Menurunkan berat badan dengan membatasi kalori secara ekstrem mungkin tampak sebagai solusi cepat. Namun, penelitian terbaru mengungkapkan dampak negatifnya terhadap kesehatan mental, terutama pada pria. Temuan ini penting dipahami karena banyak orang tergoda oleh diet ketat yang menjanjikan hasil instan.
Studi yang dilakukan oleh para ahli dari University of Toronto melibatkan lebih dari 28.500 orang dewasa selama lebih dari sepuluh tahun. Para peserta diminta mengisi survei tentang kebiasaan makan dan menjalani evaluasi klinis untuk mendeteksi gejala depresi.
Diet Ketat dan Risiko Depresi: Temuan Studi University of Toronto
Hasil penelitian menunjukkan korelasi yang signifikan antara diet rendah kalori dan peningkatan gejala depresi. Gejala yang sering muncul meliputi kelelahan, kesulitan konsentrasi, dan hilangnya minat pada aktivitas yang sebelumnya dinikmati.
Temuan ini dipublikasikan dalam jurnal *BMJ Nutrition Prevention and Health*, menegaskan bahwa diet rendah kalori secara signifikan meningkatkan risiko depresi dibandingkan dengan mereka yang tidak sedang berdiet.
Kekurangan Nutrisi: Pemicu Gangguan Suasana Hati
Para peneliti berpendapat bahwa pembatasan kalori yang berlebihan dapat menyebabkan kekurangan nutrisi penting. Protein dan vitamin, misalnya, sangat krusial untuk fungsi optimal otak.
Kekurangan nutrisi ini dapat mengganggu keseimbangan kimiawi dalam otak, sehingga berdampak pada suasana hati dan kemampuan kognitif. Oleh karena itu, penting untuk memperhatikan tidak hanya kuantitas, tetapi juga kualitas makanan yang dikonsumsi.
Jenis Makanan dan Risiko Depresi
Studi ini juga menemukan hubungan antara konsumsi makanan olahan dan peningkatan risiko depresi. Makanan ultra-processed, seperti makanan instan, karbohidrat olahan, lemak jenuh, daging olahan, dan makanan manis, harus dibatasi.
Sebaliknya, pola makan Mediterania, yang kaya akan sayuran, buah-buahan, biji-bijian utuh, dan lemak sehat, dikaitkan dengan risiko depresi yang lebih rendah. Pola makan ini menekankan keseimbangan nutrisi dan manfaat jangka panjang untuk kesehatan.

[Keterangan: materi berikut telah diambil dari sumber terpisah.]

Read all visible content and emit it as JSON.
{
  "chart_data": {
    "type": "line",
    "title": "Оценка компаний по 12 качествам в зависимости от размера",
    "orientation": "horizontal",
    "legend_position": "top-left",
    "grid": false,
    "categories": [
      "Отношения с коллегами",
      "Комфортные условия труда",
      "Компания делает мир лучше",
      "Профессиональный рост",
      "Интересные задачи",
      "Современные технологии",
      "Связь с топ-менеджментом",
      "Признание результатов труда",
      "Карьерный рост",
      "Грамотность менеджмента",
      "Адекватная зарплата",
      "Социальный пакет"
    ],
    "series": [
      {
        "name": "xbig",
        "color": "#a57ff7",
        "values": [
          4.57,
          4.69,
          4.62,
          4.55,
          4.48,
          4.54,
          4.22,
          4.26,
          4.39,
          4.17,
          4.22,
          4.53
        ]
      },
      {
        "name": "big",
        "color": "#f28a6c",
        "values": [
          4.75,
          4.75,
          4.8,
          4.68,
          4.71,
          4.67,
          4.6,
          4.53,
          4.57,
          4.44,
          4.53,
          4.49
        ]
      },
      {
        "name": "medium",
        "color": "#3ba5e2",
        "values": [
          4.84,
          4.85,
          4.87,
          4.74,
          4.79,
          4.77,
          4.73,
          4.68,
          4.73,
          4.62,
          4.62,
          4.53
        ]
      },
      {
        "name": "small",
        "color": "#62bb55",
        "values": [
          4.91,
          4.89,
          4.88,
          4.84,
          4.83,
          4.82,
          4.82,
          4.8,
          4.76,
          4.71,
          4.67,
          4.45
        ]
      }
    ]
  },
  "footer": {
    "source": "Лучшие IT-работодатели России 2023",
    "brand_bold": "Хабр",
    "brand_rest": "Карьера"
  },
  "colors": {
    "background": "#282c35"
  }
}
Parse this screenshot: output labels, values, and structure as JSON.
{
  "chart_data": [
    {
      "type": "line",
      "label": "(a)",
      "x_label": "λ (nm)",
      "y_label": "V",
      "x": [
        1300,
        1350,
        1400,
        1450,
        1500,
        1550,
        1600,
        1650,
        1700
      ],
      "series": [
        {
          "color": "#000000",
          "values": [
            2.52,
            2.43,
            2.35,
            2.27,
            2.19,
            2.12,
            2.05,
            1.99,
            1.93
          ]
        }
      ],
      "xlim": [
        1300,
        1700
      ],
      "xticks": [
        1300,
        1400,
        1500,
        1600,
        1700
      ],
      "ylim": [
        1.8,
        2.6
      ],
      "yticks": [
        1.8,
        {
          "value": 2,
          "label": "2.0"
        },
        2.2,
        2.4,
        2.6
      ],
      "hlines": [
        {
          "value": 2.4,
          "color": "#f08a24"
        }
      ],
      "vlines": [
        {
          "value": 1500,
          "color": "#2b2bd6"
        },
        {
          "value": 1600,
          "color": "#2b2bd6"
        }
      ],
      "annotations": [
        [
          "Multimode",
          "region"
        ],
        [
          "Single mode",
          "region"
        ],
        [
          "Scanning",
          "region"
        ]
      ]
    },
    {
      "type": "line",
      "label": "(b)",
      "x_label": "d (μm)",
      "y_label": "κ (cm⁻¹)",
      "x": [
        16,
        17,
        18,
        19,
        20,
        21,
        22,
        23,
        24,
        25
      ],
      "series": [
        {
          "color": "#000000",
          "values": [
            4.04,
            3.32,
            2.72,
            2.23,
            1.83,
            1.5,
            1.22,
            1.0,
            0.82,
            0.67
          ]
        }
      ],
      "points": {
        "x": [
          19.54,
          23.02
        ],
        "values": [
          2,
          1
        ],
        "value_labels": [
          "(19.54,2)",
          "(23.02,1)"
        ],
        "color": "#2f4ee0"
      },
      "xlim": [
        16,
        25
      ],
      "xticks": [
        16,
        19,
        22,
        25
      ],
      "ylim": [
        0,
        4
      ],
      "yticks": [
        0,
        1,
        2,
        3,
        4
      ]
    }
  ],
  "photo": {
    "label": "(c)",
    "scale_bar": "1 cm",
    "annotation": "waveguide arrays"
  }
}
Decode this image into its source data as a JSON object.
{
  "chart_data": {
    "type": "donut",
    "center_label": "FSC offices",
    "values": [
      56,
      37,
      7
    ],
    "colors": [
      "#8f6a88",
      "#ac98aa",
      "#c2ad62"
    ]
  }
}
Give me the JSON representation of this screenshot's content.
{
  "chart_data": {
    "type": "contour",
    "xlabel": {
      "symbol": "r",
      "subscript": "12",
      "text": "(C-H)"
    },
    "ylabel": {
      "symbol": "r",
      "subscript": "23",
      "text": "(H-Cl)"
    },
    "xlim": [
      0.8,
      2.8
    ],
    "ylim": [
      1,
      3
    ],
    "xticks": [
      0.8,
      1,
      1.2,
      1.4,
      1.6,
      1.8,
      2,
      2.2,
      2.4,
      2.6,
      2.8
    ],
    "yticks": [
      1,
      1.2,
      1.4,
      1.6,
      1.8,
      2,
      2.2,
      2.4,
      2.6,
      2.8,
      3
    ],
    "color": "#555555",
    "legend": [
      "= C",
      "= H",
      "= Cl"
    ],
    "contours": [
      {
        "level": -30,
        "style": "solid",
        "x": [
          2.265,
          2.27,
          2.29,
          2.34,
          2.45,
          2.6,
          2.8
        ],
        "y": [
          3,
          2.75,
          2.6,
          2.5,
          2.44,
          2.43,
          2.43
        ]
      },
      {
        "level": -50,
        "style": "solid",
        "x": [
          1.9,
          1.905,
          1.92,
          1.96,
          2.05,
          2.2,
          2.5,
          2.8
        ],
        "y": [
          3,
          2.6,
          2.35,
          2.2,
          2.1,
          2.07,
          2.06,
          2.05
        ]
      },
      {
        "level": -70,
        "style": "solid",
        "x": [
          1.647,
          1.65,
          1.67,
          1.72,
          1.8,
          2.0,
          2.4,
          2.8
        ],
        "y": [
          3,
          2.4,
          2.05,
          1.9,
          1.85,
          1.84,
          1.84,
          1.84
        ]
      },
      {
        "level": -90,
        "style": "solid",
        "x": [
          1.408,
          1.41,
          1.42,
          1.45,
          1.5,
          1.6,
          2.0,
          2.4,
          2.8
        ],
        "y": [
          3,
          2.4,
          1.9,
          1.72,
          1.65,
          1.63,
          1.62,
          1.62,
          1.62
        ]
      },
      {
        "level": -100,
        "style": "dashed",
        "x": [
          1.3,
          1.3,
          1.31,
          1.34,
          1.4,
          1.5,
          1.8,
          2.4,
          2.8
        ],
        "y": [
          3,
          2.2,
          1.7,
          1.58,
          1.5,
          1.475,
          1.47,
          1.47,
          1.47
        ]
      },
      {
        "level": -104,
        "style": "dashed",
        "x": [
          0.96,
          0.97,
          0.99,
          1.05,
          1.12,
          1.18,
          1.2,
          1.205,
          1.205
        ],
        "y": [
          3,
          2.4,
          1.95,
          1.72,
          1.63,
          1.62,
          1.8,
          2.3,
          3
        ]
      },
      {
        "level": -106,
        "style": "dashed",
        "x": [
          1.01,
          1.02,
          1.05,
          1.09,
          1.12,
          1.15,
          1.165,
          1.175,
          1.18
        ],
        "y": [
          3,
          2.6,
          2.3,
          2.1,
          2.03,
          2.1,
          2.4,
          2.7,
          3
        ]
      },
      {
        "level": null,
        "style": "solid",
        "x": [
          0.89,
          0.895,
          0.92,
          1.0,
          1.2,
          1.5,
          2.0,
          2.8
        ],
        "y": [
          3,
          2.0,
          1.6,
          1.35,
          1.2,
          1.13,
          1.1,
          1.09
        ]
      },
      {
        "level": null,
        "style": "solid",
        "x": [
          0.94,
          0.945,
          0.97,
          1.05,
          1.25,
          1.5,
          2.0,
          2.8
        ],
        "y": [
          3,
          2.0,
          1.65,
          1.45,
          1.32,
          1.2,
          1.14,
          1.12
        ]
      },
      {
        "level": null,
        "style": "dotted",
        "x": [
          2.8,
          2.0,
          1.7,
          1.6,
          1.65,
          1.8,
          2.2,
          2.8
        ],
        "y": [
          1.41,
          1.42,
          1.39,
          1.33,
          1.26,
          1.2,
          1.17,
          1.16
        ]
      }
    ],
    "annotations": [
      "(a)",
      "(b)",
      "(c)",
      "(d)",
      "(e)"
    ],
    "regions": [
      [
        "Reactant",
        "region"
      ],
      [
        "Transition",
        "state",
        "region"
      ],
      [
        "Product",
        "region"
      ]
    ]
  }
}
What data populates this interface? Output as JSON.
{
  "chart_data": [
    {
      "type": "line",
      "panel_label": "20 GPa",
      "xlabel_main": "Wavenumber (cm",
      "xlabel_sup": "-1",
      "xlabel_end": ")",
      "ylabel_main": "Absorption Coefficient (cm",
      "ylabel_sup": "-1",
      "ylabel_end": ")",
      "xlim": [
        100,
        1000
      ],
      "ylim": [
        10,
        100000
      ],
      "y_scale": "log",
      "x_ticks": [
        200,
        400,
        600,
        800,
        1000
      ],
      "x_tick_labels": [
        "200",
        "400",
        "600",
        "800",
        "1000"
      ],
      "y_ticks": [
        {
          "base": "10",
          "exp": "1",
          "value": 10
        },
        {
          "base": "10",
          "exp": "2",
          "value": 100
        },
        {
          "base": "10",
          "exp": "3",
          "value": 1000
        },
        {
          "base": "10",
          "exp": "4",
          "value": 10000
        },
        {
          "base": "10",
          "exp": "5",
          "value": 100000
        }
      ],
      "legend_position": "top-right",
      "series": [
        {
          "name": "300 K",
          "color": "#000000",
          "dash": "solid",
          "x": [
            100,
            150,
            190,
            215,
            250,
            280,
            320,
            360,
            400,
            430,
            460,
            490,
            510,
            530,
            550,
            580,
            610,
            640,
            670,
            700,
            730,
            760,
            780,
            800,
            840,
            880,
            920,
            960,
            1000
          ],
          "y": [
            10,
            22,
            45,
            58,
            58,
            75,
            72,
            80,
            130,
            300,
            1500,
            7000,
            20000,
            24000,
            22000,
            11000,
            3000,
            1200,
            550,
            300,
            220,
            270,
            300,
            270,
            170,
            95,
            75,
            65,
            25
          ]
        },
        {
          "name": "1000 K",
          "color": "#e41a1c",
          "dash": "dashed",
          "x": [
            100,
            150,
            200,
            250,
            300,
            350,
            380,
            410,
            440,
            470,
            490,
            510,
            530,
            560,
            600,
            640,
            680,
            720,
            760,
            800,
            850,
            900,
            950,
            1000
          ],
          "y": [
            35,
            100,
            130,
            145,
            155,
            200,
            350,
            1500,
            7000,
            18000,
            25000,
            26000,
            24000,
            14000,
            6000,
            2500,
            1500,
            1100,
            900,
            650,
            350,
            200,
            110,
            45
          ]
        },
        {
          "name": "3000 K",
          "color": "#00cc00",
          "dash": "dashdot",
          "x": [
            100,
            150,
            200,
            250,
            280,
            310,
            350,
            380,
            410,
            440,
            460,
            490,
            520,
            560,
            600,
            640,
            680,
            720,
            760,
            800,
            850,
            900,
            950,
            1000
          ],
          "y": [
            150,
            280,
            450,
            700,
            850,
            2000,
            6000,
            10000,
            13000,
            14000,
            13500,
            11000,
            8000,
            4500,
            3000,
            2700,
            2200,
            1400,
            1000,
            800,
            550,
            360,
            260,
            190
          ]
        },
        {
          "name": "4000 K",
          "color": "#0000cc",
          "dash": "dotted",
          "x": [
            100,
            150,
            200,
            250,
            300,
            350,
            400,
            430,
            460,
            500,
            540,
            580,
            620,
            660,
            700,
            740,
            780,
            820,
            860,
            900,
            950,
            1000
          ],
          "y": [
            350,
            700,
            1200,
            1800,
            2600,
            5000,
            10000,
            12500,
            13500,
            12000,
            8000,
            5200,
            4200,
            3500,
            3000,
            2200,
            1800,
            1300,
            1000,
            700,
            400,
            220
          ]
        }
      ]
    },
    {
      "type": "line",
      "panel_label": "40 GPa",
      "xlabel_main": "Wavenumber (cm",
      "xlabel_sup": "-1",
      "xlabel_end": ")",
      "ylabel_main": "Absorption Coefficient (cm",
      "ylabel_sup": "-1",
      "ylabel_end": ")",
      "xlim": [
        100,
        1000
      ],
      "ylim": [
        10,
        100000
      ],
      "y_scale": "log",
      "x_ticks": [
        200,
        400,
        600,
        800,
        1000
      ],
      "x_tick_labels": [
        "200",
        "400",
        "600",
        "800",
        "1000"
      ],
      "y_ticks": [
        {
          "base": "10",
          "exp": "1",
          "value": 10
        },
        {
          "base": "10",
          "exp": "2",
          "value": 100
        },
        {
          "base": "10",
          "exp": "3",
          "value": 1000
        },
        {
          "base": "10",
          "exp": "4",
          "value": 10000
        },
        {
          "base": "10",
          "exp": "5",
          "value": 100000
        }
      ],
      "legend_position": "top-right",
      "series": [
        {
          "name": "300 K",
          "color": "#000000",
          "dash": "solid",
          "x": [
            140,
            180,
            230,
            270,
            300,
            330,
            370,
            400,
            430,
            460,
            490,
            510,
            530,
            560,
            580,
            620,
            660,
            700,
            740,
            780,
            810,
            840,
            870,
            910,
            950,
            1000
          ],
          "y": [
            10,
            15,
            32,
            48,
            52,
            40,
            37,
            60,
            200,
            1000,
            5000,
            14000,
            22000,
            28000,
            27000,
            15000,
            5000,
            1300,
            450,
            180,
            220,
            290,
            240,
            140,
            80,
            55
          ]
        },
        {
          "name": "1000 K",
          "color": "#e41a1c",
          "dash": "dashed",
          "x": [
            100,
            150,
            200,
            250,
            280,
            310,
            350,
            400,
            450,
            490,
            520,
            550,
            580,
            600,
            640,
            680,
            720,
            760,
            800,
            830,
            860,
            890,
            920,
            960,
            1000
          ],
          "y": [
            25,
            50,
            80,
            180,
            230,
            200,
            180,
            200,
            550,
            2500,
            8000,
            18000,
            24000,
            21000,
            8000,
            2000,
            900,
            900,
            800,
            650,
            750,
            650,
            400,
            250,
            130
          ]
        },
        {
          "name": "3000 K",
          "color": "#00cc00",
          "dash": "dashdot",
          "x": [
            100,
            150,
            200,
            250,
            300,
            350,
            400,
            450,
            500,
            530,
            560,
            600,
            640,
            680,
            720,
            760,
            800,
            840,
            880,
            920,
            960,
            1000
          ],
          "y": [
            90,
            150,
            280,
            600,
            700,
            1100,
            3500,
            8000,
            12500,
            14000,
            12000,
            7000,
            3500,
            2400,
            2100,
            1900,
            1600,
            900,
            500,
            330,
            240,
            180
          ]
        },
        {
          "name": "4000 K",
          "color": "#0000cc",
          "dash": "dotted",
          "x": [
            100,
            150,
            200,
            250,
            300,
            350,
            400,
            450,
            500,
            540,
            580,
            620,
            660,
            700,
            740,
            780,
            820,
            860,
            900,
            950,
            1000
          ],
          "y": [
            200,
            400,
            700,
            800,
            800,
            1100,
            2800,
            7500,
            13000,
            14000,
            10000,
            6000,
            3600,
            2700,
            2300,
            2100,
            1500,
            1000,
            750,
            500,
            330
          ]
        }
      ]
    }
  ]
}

Mencari Pendekatan Seimbang untuk Penurunan Berat Badan
Dr. Venkat Bhat, psikiater dan peneliti utama dalam studi ini, menyarankan pendekatan yang lebih seimbang dan berkelanjutan dalam menurunkan berat badan. Jangan terpaku pada pembatasan kalori ekstrem.
Diet yang efektif harus memenuhi kebutuhan nutrisi individu dan mempertimbangkan kesehatan mental. Respons setiap orang terhadap diet berbeda-beda, sehingga pendekatan personal sangat penting.
Konsultasi dengan tenaga medis atau ahli gizi sangat disarankan sebelum memulai program penurunan berat badan. Mereka dapat membantu merancang rencana diet yang aman dan sesuai dengan kebutuhan individu.
Prioritaskan Kesehatan Holistik, Bukan Hanya Angka di Timbangan
Natalie Mokari, ahli gizi dari Charlotte, North Carolina, mengingatkan agar tidak terobsesi dengan penurunan kalori. Fokus utama haruslah pada perubahan gaya hidup yang berkelanjutan.
Ia menyarankan untuk memeriksa isi piring makan: apakah sudah terpenuhi kebutuhan protein, karbohidrat kompleks, lemak sehat, serat, dan vitamin dari buah dan sayuran? Pola makan seimbang bukan hanya untuk mencapai berat badan ideal, tetapi juga meningkatkan kualitas hidup secara keseluruhan.
Mencapai berat badan ideal memang penting, tetapi kesehatan mental sama pentingnya. Jangan sampai obsesi menurunkan berat badan justru merusak kesejahteraan mental dan fisik.
Kesimpulannya, menurunkan berat badan sebaiknya dilakukan dengan bijak dan seimbang. Jangan tergoda oleh diet ketat yang berisiko mengganggu kesehatan mental. Prioritaskan pola makan sehat dan bergizi yang mendukung kesehatan fisik dan mental secara holistik. Konsultasikan rencana diet Anda dengan profesional kesehatan untuk memastikan pendekatan yang aman dan efektif.